Genome-wide association study in Asian populations identifies variants in ETS1 and WDFY4 associated with systemic lupus erythematosus

Abstract

Systemic lupus erythematosus is a complex and potentially fatal autoimmune disease, characterized by autoantibody production and multi-organ damage. By a genome-wide association study (320 patients and 1,500 controls) and subsequent replication altogether involving a total of 3,300 Asian SLE patients from Hong Kong, Mainland China, and Thailand, as well as 4,200 ethnically and geographically matched controls, genetic variants in ETS1 and WDFY4 were found to be associated with SLE (ETS1: rs1128334, P = 2.33x10(-11), OR = 1.29; WDFY4: rs7097397, P = 8.15x10(-12), OR = 1.30). ETS1 encodes for a transcription factor known to be involved in a wide range of immune functions, including Th17 cell development and terminal differentiation of B lymphocytes. SNP rs1128334 is located in the 3'-UTR of ETS1, and allelic expression analysis from peripheral blood mononuclear cells showed significantly lower expression level from the risk allele. WDFY4 is a conserved protein with unknown function, but is predominantly expressed in primary and secondary immune tissues, and rs7097397 in WDFY4 changes an arginine residue to glutamine (R1816Q) in this protein. Our study also confirmed association of the HLA locus, STAT4, TNFSF4, BLK, BANK1, IRF5, and TNFAIP3 with SLE in Asians. These new genetic findings may help us to gain a better understanding of the disease and the functions of the genes involved.

Figure 1. Principal component analysis of Chinese samples collected in Hong Kong, Taiwan, and Beijing.

The red dots denote SLE patient samples collected in Hong Kong used in our GWAS study and the blue dots are unaffected samples from Beijing (A), Taiwan (B), and Hong Kong (C). The data on Taiwan samples was received from deCODE Genetics; the data on Han Chinese in Beijing is available from HapMap. The data on Hong Kong controls were from other studies in the University of Hong Kong that were genotyped by the same platform. Repeat of Eigenstrat analysis for 20 times using randomly chosen 100,000 SNPs each time from all the available SNPs produced similar results.

Figure 2. Confirmation of association of HLA locus, and TNFSF4, STAT4, TNFAIP3, IRF5, BLK with SLE.

Shown are association results comparing SLE patients with controls collected in Hong Kong analyzed by Plink (−log₁₀(P-value) of SNPs). The best SNP in Chromosome 11 is around ETS1 gene (rs6590330), which is in high LD with rs1128334. And the best SNP in Chromosome 10 is in WDFY4 (rs877819).
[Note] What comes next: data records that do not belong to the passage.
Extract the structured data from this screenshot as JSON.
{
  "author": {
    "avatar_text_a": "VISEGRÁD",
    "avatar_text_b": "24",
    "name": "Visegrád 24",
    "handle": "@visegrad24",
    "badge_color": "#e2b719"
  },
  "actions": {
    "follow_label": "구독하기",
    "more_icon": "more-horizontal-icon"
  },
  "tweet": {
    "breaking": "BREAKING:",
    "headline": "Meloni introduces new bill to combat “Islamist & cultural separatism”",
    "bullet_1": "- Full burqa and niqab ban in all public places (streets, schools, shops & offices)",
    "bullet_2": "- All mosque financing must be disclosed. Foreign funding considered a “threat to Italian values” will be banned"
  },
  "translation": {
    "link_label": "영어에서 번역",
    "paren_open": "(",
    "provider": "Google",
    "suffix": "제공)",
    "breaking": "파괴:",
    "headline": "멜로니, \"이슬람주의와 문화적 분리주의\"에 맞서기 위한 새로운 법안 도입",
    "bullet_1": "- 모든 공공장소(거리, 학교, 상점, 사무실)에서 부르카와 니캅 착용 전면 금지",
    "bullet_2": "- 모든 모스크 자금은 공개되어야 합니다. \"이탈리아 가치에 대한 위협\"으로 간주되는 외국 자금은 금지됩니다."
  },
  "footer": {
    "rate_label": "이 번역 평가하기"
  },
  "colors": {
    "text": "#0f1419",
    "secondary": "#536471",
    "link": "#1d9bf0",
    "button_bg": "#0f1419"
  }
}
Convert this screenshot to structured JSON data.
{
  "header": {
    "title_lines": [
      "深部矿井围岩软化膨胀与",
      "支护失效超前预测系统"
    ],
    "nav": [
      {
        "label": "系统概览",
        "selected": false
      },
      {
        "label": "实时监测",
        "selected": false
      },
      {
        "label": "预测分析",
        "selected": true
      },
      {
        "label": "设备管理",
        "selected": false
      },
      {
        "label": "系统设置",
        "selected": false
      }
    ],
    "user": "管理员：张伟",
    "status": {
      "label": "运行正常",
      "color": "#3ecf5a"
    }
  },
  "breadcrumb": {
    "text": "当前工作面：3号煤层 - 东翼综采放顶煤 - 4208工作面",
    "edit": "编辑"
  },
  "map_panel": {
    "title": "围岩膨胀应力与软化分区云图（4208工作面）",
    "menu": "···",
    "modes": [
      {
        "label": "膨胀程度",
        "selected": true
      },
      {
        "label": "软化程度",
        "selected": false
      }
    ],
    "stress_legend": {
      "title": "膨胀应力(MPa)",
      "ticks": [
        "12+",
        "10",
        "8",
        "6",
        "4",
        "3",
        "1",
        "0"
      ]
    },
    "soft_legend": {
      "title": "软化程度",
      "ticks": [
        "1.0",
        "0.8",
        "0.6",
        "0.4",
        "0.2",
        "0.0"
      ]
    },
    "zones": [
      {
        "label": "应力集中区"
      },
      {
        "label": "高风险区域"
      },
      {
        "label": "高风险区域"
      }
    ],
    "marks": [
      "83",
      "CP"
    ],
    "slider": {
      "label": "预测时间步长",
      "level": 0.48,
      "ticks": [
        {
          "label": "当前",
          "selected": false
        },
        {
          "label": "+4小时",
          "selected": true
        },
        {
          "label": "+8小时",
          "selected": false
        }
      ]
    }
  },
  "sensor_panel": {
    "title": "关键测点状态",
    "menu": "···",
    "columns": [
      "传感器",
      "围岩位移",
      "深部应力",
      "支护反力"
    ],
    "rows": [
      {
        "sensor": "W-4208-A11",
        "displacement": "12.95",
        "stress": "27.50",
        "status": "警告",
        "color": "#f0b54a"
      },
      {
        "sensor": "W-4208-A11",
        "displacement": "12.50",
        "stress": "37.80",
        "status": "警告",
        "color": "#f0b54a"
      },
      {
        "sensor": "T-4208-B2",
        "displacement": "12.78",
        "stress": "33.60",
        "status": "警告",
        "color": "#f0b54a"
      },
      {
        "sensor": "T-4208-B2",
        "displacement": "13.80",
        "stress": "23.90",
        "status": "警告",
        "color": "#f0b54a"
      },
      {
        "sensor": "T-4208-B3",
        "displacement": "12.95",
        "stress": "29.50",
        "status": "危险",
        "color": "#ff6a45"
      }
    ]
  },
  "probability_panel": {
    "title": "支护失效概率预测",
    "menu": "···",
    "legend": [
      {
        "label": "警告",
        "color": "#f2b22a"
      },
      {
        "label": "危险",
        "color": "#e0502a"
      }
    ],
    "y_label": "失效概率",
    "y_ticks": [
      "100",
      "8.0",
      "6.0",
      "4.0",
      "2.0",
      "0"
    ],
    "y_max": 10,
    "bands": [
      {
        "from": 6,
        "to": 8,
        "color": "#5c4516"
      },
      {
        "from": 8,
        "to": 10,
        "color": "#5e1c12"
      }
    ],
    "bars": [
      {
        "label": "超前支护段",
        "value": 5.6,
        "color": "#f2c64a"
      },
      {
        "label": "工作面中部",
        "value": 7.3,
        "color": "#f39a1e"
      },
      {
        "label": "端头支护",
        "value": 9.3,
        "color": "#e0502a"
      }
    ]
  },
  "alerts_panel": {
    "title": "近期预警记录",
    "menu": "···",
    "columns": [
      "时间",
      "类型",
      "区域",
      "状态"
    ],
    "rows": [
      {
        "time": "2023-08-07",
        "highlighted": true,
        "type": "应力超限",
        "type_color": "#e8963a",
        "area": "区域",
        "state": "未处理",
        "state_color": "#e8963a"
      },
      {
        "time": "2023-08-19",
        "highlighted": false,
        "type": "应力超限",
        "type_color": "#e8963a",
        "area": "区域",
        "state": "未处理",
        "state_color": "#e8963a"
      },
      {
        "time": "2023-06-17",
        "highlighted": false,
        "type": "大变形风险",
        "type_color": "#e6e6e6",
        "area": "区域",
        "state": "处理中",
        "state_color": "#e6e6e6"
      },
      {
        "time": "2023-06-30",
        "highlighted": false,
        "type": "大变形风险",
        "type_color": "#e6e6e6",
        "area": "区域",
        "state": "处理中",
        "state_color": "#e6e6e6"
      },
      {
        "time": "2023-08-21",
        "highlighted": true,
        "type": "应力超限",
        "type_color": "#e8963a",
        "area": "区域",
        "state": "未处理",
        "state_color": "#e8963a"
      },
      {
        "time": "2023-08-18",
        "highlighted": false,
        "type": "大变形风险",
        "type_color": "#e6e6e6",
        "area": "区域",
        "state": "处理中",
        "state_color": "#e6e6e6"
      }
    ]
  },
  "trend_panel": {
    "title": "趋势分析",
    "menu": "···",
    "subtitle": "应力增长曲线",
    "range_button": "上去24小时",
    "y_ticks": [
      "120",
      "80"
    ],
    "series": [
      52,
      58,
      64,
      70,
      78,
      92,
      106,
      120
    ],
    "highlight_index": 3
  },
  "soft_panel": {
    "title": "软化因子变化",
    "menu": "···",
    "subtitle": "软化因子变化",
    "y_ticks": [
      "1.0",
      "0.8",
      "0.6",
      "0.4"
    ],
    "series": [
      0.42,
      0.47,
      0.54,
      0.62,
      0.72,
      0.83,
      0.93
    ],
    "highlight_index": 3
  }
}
Figure 3. Quantile-Quantile plot of expected (x-axis) and observed (y-axis) −log₁₀(P value) distribution in our GWAS analysis.

(A) Considering all the available SNPs. (B) SNPs in and around HLA locus, and TNFSF4, STAT4, TNFAIP3, IRF5, BLK, as well as BANK1 were excluded from analysis.
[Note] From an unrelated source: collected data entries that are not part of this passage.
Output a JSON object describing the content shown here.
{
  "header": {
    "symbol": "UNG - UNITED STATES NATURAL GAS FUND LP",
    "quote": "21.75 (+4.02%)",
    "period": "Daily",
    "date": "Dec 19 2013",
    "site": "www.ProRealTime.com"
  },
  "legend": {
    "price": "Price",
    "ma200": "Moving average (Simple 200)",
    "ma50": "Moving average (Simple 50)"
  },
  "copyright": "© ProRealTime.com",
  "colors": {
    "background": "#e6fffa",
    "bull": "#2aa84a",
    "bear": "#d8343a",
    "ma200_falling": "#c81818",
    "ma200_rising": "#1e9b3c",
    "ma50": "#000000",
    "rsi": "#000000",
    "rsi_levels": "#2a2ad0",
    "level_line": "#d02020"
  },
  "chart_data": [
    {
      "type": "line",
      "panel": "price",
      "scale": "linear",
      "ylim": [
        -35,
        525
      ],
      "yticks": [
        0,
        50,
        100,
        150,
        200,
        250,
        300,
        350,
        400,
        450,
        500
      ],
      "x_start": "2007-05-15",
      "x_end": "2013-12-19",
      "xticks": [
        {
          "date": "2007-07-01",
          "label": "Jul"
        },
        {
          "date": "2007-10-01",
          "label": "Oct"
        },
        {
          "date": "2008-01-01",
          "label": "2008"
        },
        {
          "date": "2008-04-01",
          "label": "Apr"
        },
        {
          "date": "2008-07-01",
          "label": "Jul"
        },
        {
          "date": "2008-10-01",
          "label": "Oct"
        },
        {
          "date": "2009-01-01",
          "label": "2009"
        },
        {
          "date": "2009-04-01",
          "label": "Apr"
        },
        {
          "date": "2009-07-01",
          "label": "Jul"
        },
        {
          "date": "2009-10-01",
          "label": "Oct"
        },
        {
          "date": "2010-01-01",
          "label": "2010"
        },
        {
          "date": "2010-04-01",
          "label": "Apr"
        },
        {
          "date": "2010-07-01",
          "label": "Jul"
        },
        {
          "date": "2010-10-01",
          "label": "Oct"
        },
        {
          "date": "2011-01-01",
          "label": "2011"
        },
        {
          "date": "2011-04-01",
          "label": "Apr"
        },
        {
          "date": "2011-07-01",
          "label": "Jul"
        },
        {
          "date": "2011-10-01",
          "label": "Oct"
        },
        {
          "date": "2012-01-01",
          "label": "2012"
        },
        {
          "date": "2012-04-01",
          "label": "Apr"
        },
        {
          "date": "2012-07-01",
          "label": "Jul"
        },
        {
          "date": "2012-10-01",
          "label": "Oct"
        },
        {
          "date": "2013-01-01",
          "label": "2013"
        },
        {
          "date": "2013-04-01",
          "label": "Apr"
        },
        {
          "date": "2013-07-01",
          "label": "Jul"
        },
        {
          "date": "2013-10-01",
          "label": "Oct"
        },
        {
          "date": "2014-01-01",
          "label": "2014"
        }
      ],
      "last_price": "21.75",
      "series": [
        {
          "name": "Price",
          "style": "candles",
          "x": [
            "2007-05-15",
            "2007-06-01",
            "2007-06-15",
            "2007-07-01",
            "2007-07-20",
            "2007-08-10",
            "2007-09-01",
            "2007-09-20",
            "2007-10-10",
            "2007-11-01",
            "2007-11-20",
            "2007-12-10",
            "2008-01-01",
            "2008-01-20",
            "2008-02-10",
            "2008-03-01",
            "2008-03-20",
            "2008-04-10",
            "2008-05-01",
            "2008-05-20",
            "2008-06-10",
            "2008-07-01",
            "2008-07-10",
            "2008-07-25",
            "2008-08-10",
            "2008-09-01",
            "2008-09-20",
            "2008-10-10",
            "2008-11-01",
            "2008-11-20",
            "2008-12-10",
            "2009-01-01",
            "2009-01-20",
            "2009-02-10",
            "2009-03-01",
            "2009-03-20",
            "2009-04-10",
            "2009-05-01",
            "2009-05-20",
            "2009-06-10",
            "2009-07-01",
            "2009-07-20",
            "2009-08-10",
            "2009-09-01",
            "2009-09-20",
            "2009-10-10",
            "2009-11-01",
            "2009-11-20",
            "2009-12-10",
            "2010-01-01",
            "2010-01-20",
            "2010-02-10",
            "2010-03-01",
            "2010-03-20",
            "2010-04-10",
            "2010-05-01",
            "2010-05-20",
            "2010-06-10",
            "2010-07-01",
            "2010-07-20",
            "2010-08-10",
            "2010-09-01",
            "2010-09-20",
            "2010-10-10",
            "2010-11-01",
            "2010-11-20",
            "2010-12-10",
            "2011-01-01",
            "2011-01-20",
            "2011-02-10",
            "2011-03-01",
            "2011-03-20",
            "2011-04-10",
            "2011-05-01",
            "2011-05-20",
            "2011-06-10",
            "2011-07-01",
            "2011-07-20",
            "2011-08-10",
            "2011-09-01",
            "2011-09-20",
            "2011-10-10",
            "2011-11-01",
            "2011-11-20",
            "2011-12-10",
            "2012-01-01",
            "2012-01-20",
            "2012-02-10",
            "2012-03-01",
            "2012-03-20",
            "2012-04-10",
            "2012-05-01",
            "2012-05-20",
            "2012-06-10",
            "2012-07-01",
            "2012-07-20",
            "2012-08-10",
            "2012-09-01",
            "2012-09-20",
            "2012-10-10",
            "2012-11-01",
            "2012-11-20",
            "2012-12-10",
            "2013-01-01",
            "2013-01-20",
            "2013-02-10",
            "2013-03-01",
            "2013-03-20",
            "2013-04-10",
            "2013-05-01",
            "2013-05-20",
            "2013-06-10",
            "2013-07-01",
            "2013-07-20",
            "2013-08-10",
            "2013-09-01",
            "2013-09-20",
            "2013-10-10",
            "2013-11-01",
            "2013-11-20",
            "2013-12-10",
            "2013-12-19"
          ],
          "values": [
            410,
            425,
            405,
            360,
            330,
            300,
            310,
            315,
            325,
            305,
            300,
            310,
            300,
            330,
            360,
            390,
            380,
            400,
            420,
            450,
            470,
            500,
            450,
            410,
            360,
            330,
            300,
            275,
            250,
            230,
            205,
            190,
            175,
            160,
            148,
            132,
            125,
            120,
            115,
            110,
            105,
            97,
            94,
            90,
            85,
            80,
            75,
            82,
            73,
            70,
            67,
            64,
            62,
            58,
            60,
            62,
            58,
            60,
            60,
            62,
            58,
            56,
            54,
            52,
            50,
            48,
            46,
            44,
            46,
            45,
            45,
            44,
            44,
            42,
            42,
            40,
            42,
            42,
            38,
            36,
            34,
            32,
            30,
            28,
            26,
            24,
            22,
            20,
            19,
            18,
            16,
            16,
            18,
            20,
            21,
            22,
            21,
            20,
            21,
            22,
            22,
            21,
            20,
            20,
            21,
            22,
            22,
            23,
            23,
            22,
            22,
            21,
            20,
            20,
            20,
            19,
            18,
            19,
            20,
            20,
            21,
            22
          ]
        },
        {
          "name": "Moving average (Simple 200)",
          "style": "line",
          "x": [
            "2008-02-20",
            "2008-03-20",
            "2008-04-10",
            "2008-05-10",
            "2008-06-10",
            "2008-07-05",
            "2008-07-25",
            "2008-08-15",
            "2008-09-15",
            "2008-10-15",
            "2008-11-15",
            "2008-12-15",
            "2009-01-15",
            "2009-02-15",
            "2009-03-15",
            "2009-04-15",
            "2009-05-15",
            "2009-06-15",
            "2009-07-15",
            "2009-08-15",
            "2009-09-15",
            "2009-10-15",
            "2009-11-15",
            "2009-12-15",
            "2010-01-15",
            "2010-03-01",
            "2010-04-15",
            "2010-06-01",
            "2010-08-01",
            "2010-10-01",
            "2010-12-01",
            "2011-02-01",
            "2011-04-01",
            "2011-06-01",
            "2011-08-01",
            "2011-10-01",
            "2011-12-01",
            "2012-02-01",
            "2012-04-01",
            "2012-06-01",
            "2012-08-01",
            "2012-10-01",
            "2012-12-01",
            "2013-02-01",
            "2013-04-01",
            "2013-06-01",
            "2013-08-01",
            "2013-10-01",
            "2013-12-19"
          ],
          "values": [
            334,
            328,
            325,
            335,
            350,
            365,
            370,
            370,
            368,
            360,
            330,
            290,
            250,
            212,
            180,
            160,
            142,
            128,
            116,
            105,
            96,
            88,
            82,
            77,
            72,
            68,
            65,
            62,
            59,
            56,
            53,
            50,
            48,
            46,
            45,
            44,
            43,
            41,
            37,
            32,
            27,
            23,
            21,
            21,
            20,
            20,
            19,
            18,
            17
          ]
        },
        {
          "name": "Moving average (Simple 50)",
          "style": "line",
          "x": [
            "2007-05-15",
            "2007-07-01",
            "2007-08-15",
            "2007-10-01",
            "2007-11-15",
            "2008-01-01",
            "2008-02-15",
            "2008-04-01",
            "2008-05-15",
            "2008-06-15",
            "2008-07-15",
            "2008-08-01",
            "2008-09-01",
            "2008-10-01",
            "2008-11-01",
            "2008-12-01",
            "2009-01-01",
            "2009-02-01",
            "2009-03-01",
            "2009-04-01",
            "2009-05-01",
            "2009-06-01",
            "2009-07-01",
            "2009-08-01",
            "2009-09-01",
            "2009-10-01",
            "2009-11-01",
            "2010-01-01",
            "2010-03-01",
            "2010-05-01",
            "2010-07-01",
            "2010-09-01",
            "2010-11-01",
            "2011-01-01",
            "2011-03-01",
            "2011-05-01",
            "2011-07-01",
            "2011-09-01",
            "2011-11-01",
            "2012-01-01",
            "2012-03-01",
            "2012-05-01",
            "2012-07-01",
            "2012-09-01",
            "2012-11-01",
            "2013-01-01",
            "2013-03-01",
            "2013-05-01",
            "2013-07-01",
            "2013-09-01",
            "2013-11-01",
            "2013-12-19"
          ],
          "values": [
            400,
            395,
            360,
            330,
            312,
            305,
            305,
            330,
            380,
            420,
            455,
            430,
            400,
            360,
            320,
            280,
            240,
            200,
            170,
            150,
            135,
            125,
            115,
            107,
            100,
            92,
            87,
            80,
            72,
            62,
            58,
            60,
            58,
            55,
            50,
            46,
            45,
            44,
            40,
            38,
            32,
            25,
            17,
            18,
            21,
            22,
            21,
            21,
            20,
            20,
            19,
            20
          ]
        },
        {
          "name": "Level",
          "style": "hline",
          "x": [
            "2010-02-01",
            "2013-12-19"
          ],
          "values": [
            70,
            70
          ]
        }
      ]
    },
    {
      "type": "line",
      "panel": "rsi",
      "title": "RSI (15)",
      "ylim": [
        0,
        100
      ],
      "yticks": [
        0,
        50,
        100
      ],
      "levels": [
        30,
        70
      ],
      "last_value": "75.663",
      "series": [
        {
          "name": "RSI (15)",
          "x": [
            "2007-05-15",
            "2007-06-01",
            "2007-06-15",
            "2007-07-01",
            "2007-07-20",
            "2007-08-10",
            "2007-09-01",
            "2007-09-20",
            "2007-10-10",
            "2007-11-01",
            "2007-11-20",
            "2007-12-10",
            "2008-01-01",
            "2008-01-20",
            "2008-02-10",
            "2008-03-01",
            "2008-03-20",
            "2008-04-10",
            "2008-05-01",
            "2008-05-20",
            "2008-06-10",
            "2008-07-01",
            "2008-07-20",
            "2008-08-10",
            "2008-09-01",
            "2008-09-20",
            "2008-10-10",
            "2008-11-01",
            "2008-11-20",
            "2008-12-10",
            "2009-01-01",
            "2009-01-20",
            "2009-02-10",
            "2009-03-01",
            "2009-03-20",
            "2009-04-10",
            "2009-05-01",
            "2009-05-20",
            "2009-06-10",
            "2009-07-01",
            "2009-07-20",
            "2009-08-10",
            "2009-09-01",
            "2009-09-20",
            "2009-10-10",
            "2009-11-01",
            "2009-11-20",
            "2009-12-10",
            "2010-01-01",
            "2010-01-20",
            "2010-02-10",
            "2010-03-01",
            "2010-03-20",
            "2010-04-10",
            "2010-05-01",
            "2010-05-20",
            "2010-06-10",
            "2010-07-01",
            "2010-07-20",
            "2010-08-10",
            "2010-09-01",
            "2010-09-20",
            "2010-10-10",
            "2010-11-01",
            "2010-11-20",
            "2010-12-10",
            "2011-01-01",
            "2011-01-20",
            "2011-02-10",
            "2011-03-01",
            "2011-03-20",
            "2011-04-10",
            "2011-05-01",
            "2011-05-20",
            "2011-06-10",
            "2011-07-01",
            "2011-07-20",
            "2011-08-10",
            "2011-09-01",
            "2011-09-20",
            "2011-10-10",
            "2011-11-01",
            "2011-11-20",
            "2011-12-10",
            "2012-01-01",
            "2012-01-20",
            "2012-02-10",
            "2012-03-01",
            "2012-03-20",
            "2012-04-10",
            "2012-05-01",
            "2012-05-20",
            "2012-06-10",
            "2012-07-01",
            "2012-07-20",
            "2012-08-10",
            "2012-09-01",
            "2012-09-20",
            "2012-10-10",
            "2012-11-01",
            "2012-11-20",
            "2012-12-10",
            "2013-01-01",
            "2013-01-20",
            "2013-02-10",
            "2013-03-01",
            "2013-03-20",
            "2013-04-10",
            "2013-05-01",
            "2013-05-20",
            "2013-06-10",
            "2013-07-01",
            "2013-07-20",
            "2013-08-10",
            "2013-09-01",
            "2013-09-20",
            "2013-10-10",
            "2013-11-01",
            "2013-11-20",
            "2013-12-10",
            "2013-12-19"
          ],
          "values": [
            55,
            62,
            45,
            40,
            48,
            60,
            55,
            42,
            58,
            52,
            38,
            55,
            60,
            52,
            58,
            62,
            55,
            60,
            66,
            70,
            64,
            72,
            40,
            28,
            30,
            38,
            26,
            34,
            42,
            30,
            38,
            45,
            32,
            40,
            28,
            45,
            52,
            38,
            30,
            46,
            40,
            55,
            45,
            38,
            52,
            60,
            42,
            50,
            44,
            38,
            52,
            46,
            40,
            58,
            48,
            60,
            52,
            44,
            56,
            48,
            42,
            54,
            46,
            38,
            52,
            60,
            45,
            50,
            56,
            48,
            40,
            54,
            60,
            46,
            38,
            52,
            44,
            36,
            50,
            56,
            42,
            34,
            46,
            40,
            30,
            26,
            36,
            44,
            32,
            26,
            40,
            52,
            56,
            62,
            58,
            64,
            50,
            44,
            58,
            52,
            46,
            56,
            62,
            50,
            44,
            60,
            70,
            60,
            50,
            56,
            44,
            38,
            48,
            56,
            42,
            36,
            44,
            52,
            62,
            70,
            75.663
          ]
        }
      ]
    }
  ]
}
Figure 4. Linkage disequilibrium and sequence conservation of SNPs in ETS1.

Shown are LD for significant SNPs in and around ETS1 detected by GWAS (A), and replicated SNPs in the 3′-UTR and downstream of the gene (B), and sequence conservation for sequences around SNP rs1128334 among different species (C).

Figure 5. Allelic expression of ETS1 on SNP rs1128334 in PBMC of healthy individuals.

PBMC cDNA processed from 33 healthy individuals heterozygous on rs1128334 were used for allelic expression detection of ETS1 by pyrosequencing. (A) A case example of detection on the “A” allele and the “G” allele from both DNA and cDNA samples from the same individual. (B) The ratio of G/A allelic detection for both DNA and cDNA samples. The median G/A ratio for DNA is 1.09 (95% CI: 1.08–1.11) and the median G/A ratio for cDNA expression is 1.32 (95% CI: 1.21–1.43), P<0.0001 by paired student's t test.

Figure 6. LD among WDFY4 SNPs examined in this study (A) and sequence conservation of the three nonsynonymous variations among various species (B).

Figure 7. Involvement of ETS1 in Th17 cell and B lymphocyte development and autoimmunity.